Rae is also acutely aware of the problems shipping delays are causing. “We are also dealing with supply chain problems with parts, which our manufacturers tell us are being caused by their inability to find containers in China to ship to the U.S.,“ he says. “Patients that depend upon their power wheelchair for mobility can’t understand how it can take 8-10 weeks to get a part. We also have been assessed shipping surcharges, and it’s taking longer and longer to get deliveries due to carriers being overwhelmed.”
New operational challenges rising from the pandemic are also increasing costs for suppliers. In our May 2020 survey, 92% of suppliers said they were spending more time cleaning and sanitizing facilities and vehicles, and 83% reported increased delivery times.
An April 2021 HME delivery cost survey by VGM shows these issues are still present.

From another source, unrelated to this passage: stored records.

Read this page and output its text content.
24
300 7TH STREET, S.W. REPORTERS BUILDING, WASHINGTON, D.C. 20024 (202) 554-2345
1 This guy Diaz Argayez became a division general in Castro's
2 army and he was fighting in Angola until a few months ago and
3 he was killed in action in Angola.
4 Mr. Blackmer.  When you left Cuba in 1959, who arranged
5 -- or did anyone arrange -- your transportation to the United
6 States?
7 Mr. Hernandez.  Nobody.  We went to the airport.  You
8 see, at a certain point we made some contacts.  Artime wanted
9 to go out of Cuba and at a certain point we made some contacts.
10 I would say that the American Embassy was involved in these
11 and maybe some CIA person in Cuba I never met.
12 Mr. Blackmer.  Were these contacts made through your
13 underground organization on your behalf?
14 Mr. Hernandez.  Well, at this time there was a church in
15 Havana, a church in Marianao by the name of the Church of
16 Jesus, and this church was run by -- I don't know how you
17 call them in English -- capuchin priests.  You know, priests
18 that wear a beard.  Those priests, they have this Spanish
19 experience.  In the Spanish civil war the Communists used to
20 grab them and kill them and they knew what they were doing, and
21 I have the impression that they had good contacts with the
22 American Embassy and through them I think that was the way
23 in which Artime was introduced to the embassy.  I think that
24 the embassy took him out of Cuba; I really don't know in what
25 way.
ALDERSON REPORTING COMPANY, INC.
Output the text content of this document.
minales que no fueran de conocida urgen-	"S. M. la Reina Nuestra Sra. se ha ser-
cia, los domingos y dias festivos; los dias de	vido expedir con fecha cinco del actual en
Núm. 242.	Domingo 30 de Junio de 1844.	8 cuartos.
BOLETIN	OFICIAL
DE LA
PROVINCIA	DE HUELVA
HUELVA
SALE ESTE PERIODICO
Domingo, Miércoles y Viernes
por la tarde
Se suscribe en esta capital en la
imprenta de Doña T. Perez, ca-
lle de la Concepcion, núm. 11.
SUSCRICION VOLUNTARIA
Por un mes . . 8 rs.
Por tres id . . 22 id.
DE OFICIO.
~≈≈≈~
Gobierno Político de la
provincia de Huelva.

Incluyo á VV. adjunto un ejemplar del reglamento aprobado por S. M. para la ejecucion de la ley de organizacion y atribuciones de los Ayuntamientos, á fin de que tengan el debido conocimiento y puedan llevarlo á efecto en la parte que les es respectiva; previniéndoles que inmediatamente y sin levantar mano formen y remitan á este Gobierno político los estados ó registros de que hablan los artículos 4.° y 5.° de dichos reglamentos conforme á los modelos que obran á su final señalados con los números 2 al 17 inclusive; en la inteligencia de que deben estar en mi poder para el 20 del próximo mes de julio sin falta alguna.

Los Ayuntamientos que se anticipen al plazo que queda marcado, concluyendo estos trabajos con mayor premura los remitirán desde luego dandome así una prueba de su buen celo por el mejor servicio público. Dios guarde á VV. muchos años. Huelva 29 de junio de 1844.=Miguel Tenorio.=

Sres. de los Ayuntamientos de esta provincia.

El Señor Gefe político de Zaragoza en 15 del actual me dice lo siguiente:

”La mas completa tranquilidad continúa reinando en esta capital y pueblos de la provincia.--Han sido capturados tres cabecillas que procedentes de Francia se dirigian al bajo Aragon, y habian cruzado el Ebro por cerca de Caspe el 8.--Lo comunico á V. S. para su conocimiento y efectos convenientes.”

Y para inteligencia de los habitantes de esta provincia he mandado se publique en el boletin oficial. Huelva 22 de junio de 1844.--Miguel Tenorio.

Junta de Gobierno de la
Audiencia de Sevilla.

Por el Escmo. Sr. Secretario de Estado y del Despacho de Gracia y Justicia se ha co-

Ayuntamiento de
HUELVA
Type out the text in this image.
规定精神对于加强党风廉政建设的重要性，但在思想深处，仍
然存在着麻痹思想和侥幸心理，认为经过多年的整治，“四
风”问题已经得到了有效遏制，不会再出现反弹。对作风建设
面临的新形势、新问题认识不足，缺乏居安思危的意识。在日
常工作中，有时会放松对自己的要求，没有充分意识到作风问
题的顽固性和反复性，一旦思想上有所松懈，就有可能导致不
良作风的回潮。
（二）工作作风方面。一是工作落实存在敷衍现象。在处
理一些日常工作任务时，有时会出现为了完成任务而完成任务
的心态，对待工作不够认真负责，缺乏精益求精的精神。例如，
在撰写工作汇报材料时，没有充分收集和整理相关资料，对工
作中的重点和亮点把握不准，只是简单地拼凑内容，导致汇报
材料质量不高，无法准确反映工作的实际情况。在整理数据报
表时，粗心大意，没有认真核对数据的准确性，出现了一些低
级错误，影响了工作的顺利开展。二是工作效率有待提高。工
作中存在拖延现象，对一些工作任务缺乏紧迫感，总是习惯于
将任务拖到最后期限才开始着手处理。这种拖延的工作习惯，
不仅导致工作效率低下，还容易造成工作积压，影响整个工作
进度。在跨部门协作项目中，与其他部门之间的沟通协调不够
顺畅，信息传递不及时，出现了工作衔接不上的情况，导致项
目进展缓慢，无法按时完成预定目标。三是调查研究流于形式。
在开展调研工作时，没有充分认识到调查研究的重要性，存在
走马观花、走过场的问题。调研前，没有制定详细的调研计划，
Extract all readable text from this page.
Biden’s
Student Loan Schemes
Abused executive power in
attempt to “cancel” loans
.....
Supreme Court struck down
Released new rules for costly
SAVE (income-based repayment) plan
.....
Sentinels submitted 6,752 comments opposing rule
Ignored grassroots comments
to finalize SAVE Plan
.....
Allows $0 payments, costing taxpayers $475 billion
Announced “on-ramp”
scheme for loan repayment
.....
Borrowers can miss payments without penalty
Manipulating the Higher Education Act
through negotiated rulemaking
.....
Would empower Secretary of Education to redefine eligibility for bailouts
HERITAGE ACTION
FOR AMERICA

Longer round trips, which push up fuel and labor expenses, combined with new PPE expenses, are leading to overall delivery cost increases of around 30% or more in most areas, with suppliers in the Great Lakes region having the highest increase at 43%.
Rates Must Reflect Reality
These new operational requirements, supply chain constraints, and higher costs that are expected to persist for HME suppliers starkly underscore the need for reimbursement rates that reflect these market realities. As AAHomecare and other industry stakeholders prepare to engage Congress, the Administration, and other third-party payers to make the case for sustainable, market-based rates, we need to make sure policymakers clearly understand the cost and operational environment for HME.
“HME suppliers can’t be saddled with rates that are based on a round of competitive bidding from six years ago as they deal with higher product costs and other new operational realities that are going to be with us for years,” concludes Tom Ryan, AAHomecare president & CEO. “We have to unite as an industry to make it clear that we can’t continue under this rate and cost structure, and we need to start making our case now.”
“The value of HME has never been clearer than it is today. Congress needs to understand that, the Administration needs to understand that, the public needs to understand that –- and we need to be compensated to reflect that. Making that happen is the top priority for AAHomecare and it has to be the top priority for everyone in the HME community.”